We need a third alternative, based on freedom with your device. No root access, remote control by apple and google, all wrong.
> We need a third alternative, based on freedom with your device. No root access, remote control by apple and google, all wrong.
There is https://postmarketos.org/
Maybe 2026 will be the year of Linux on mobile phone.
Check out Hackberry Pi devices. Then check out how far Plasma Mobile got, it made insane progress over the last years.
I'm currently working on an OS image for the Hackberry devices, maybe it'll get some traction. [1]
There are some, right? I think I lost track a bit, but one is Sailfish OS. I guess it is super hard for alternative devices/OSs to enter the market.
It’s a circle that needs to be broken. It has multiple parties even without device manufacturers.
Users - there is a broad scope of users. For sustainable eco-system you need also user interest and support of such.
Developers - that sounds funny. I know. But you need enough leverage to get apps or services to be open.
Companies/Software - a modern mobile device takes place in almost any interaction. Commuting, payment, banking, grocery shopping, social messaging, doom scrolling.
Biggest hope for the future is ensuring PWA becomes standardized enough. That way the OS lock-in could be reduced.

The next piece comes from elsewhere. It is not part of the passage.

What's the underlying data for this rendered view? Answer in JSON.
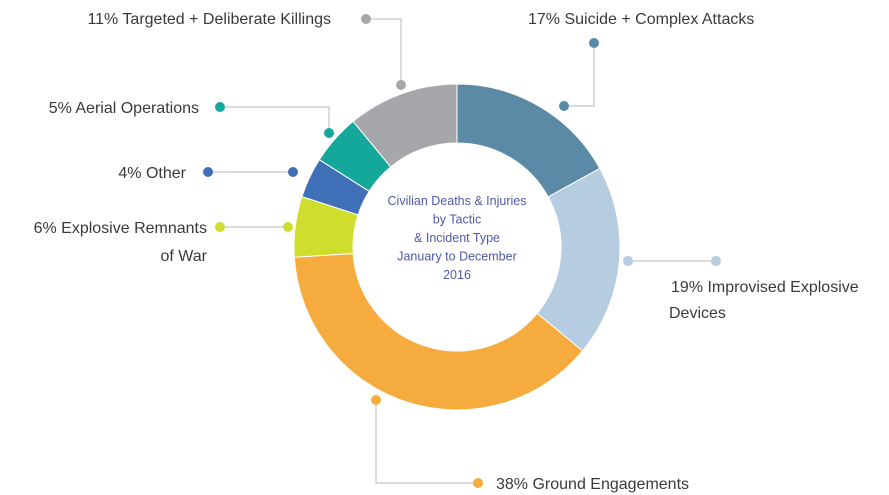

Open Harmony? I can't find what I would call authoritative information on how open it is. There's some hedging language about modules being closed source. But it's unclear if that refers to commercial versions of Harmony OS or Open Harmony, or if Open Harmony is open but somehow crippled.
We need a hardware attestation vendor who isn’t also selling ads on the same device. Something like, I dunno, an identity module which you could maybe insert into the phone?
It is Linux, isn't it. Jolla phone, etc...
Every attempt since OpenMoko proves the market doesn't care.
And in what concerns the mainstream desktop/laptop market, macOS Linux VMs, WSL, ChromeOS, versus GNU/Linux OEM devices, proves most people doesn't care either what they can get at regular computer stores, otherwise GNU/Linux configurations would not be online only at very specific shops.